Finding your dbt Cloud IDs
account_id — Settings → Account Settings → Account ID (also visible in your dbt Cloud URL: cloud.getdbt.com/deploy/{account_id}/...).
project_id — Deploy → Jobs → select any job → the URL contains /projects/{project_id}/.
environment_id — Deploy → Environments → select the target environment → the URL contains /environments/{environment_id}.
defer_to_job_id — Deploy → Jobs → select your production job → the URL ends with /jobs/{job_id}.
Parameter reference
| Parameter | Type | Default | Description |
|---|
credentials | DbtCloudCredentials | required | Block providing api_key and account_id for dbt Cloud API authentication. |
project_id | int | required | Numeric dbt Cloud project ID. |
environment_id | int | required | Numeric dbt Cloud environment ID where ephemeral jobs run. |
job_name_prefix | str | "prefect-orchestrator" | Prefix for ephemeral job names shown in the dbt Cloud UI. |
timeout_seconds | int | 900 | Max seconds to poll a dbt Cloud run before raising TimeoutError. |
poll_frequency_seconds | int | 10 | Seconds between status polls. |
threads | int | None | None | If set, appends --threads N to all dbt commands. |
defer_to_job_id | int | None | None | Fetch manifest from this job’s last successful run instead of compiling fresh. |
Manifest resolution
The executor needs a manifest.json to parse the dbt DAG. How it gets one depends on defer_to_job_id:
defer_to_job_id is set — fetches manifest.json from the most recent successful run of that job via GET /jobs/{job_id}/artifacts/manifest.json. This is the recommended approach for production — point it at your production job to reuse its compiled manifest.
defer_to_job_id is None — creates an ephemeral dbt compile job, runs it, fetches the resulting manifest, and deletes the job. Useful for CI or when you need a fresh manifest, but adds compilation time.

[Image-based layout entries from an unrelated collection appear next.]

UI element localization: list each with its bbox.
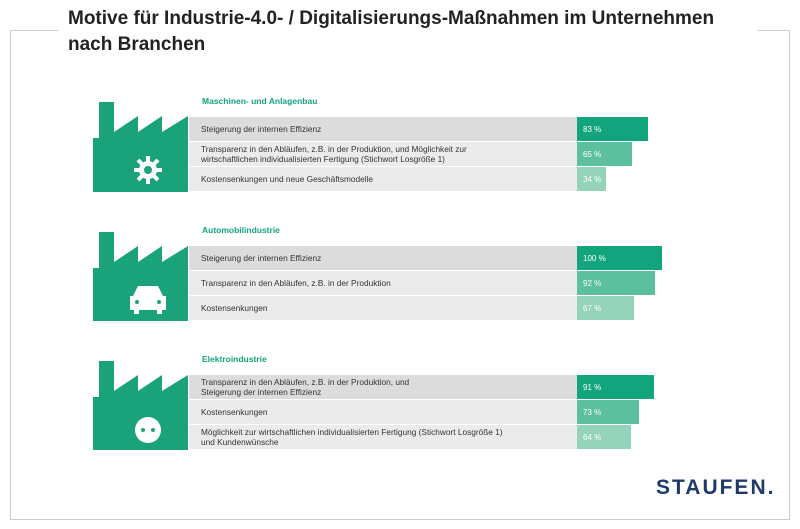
bar: 67 % xyxy=(577,296,634,320)
category-label: Steigerung der internen Effizienz xyxy=(189,246,577,270)
icon-automotive xyxy=(93,232,188,321)
icon-machinery xyxy=(93,102,188,192)
category-label: Kostensenkungen und neue Geschäftsmodell… xyxy=(189,167,577,191)
value-label: 83 % xyxy=(583,124,602,134)
category-label: Kostensenkungen xyxy=(189,400,577,424)
bar: 65 % xyxy=(577,142,633,166)
category-label: Kostensenkungen xyxy=(189,296,577,320)
category-label: Möglichkeit zur wirtschaftlichen individ… xyxy=(189,425,577,449)
category-label: Steigerung der internen Effizienz xyxy=(189,117,577,141)
chart-title: Motive für Industrie-4.0- / Digitalisier… xyxy=(58,6,758,58)
group-title: Automobilindustrie xyxy=(202,225,280,235)
bar: 34 % xyxy=(577,167,606,191)
value-label: 67 % xyxy=(583,303,602,313)
category-label: Transparenz in den Abläufen, z.B. in der… xyxy=(189,142,577,166)
value-label: 91 % xyxy=(583,382,602,392)
logo: STAUFEN. xyxy=(656,476,776,499)
bar: 92 % xyxy=(577,271,656,295)
value-label: 65 % xyxy=(583,149,602,159)
value-label: 92 % xyxy=(583,278,602,288)
group-title: Elektroindustrie xyxy=(202,354,267,364)
value-label: 34 % xyxy=(583,174,602,184)
group-title: Maschinen- und Anlagenbau xyxy=(202,96,318,106)
bar: 64 % xyxy=(577,425,632,449)
bar: 91 % xyxy=(577,375,655,399)
bar: 83 % xyxy=(577,117,648,141)
value-label: 64 % xyxy=(583,432,602,442)
category-label: Transparenz in den Abläufen, z.B. in der… xyxy=(189,375,577,399)
value-label: 73 % xyxy=(583,407,602,417)
value-label: 100 % xyxy=(583,253,606,263)
bar: 100 % xyxy=(577,246,662,270)
bar: 73 % xyxy=(577,400,640,424)
category-label: Transparenz in den Abläufen, z.B. in der… xyxy=(189,271,577,295)
icon-electronics xyxy=(93,361,188,450)
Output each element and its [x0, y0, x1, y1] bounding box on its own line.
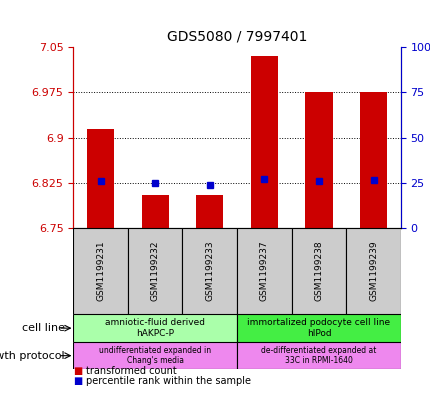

For the fastest builds, set defer_to_job_id to your production job. This avoids the ephemeral compile step and reuses the manifest your production environment already generates.
- Connection pooling. In
PER_NODE mode, dbt adapter connections are automatically pooled and reused across sequential node invocations within each worker process, reducing connection overhead.
- Eager DAG scheduling. In
PER_NODE mode, nodes are submitted to the task runner as soon as all their individual dependencies complete, rather than waiting for wave boundaries. This maximizes concurrency without any configuration changes.
Comparison with PrefectDbtRunner
| Feature | PrefectDbtRunner | PrefectDbtOrchestrator |
|---|
| Execution model | Reactive — dbt controls execution | Proactive — Prefect controls execution |
| Per-node retries | No | Yes (PER_NODE mode) |
| Concurrency control | dbt’s internal threading | Prefect-native (process pool or named limits) |
| Failure isolation | Entire build fails | Per-node or per-wave with downstream skipping |
| Test strategies | No | Yes (IMMEDIATE / DEFERRED / SKIP) |
| Cross-run caching | No | Yes (PER_NODE mode) |
| Asset lineage | Yes | Yes (PER_NODE mode) |
| Source freshness | No | Yes |
| Dry-run planning | No | Yes (plan() method) |
| dbt Cloud execution | No | Yes (DbtCloudExecutor) |
| Best for | Simple builds, maximum speed | Production reliability, CI/CD, complex DAGs |
Both coexist in the same project — PrefectDbtRunner is unchanged. See PrefectDbtRunner for its dedicated guide.